To do this, we group by family_income_range and take the count of responders in each income range. First, let's exclude invaliid entries

In [None]:
cps_incomerange_valid = cps_2017_df.filter(col("family_income_range") != "INVALID ENTRY")

family_income_range_count = cps_incomerange_valid.groupBy("family_income_range").count()

family_income_range_count.show(truncate=False) # To show all, truncate=False


+--------------------+-----+
|family_income_range |count|
+--------------------+-----+
|$35,000 TO $39,999  |6620 |
|$5,000 TO $7,499    |1625 |
|$30,000 TO $34,999  |6743 |
|$7,500 TO $9,999    |2277 |
|$25,000 TO $29,999  |5803 |
|$20,000 TO $24,999  |6312 |
|$10,000 TO $12,499  |3161 |
|$50,000 TO $59,999  |9971 |
|$40,000 TO $49,999  |9788 |
|LESS THAN $5,000    |3136 |
|$12,500 TO $14,999  |2614 |
|$75,000 TO $99,999  |16557|
|$60,000 TO $74,999  |13442|
|$100,000 TO $149,999|17794|
|$150,000 OR MORE    |15704|
|$15,000 TO $19,999  |4518 |
+--------------------+-----+



__Question 2__: What is the count of responders per geographical division/location and race

Here, we group by both geographical division/location and race and then we count.
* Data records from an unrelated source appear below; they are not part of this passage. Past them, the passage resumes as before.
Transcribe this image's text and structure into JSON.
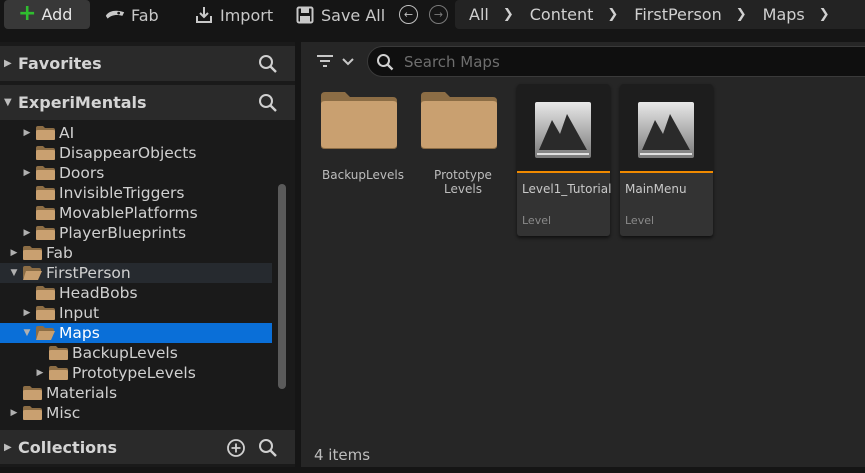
{
  "toolbar": {
    "add_label": "Add",
    "fab_label": "Fab",
    "import_label": "Import",
    "save_all_label": "Save All",
    "accent_add": "#2fbd2f"
  },
  "breadcrumb": [
    "All",
    "Content",
    "FirstPerson",
    "Maps"
  ],
  "left_panel": {
    "favorites_label": "Favorites",
    "project_label": "ExperiMentals",
    "collections_label": "Collections",
    "tree": [
      {
        "label": "AI",
        "expandable": true,
        "open": false
      },
      {
        "label": "DisappearObjects",
        "expandable": false,
        "open": false
      },
      {
        "label": "Doors",
        "expandable": true,
        "open": false
      },
      {
        "label": "InvisibleTriggers",
        "expandable": false,
        "open": false
      },
      {
        "label": "MovablePlatforms",
        "expandable": false,
        "open": false
      },
      {
        "label": "PlayerBlueprints",
        "expandable": true,
        "open": false
      },
      {
        "label": "Fab",
        "expandable": true,
        "open": false
      },
      {
        "label": "FirstPerson",
        "expandable": true,
        "open": true
      },
      {
        "label": "HeadBobs",
        "expandable": false,
        "open": false
      },
      {
        "label": "Input",
        "expandable": true,
        "open": false
      },
      {
        "label": "Maps",
        "expandable": true,
        "open": true,
        "selected": true
      },
      {
        "label": "BackupLevels",
        "expandable": false,
        "open": false
      },
      {
        "label": "PrototypeLevels",
        "expandable": true,
        "open": false
      },
      {
        "label": "Materials",
        "expandable": false,
        "open": false
      },
      {
        "label": "Misc",
        "expandable": true,
        "open": false
      }
    ]
  },
  "search": {
    "placeholder": "Search Maps"
  },
  "content": {
    "folders": [
      {
        "label": "BackupLevels"
      },
      {
        "label": "Prototype Levels"
      }
    ],
    "assets": [
      {
        "name": "Level1_Tutorial",
        "type": "Level"
      },
      {
        "name": "MainMenu",
        "type": "Level"
      }
    ],
    "item_count": "4 items",
    "accent_level": "#f08a00",
    "selection_color": "#0a6fd8"
  }
}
We also first filter out invalid entries.

In [None]:
from pyspark.sql import functions as F

division_race_valid = cps_2017_df.filter((col("geographical_division") != "INVALID ENTRY") & (col("race") != "INVALID ENTRY"))

division_race_count = division_race_valid.groupBy("geographical_division", "race").count()

division_race_count_top_10 = division_race_count.orderBy(F.desc("count")).limit(10)

division_race_count_top_10.show()

+---------------------+----------+-----+
|geographical_division|      race|count|
+---------------------+----------+-----+
|       SOUTH ATLANTIC|White Only|16999|
|             MOUNTAIN|White Only|14343|
|              PACIFIC|White Only|13214|
|   EAST NORTH CENTRAL|White Only|11325|
|   WEST SOUTH CENTRAL|White Only|11248|
|   WEST NORTH CENTRAL|White Only| 9884|
|      MIDDLE ATLANTIC|White Only| 8487|
|          NEW ENGLAND|White Only| 8410|
|   EAST SOUTH CENTRAL|White Only| 6580|
|       SOUTH ATLANTIC|Black Only| 4899|
+---------------------+----------+-----+



__Question 3: How many responders do not have telephone in their house, but can access
a telephone elsewhere and telephone interview is accepted?__

In [None]:
df_filtered = cps_2017_df.filter(         # Not forgeting to filter out invalid entries
    (col("telephone_in_household") != "INVALID ENTRY") &
    (col("telephone_accessible_elsewhere") != "INVALID ENTRY") &
    (col("telephone_interview_acceptable") != "INVALID ENTRY")
)


telephone_responders_filtered = df_filtered.filter(
    (col("telephone_in_household") == "NO") &
    (col("telephone_accessible_elsewhere") == "YES") &
    (col("telephone_interview_acceptable") == "YES")
)

# Computing the count
responders_count = telephone_responders_filtered.count()

# Printing result
print(responders_count, "responders do not have a telephone in their house but can access elsewhere and telephone interview is accepted:")


633 responders do not have a telephone in their house but can access elsewhere and telephone interview is accepted:


__Question 4__: How many responders can access a telephone, but telephone interview is not accepted?__

In [None]:
filtered_df = cps_2017_df.filter(
    (col("telephone_in_household") != "INVALID ENTRY") &
    (col("telephone_accessible_elsewhere") != "INVALID ENTRY") &
    (col("telephone_interview_acceptable") != "INVALID ENTRY")
)

filtered_responders = filtered_df.filter(
    (col("telephone_in_household") == "YES") |
    (col("telephone_accessible_elsewhere") == "YES") &
    (col("telephone_interview_acceptable") == "NO")
)

num_of_responders = filtered_responders.count()

print(num_of_responders, "responders can access a telephone but telephone interview is not accepted:")


4231 responders can access a telephone but telephone interview is not accepted: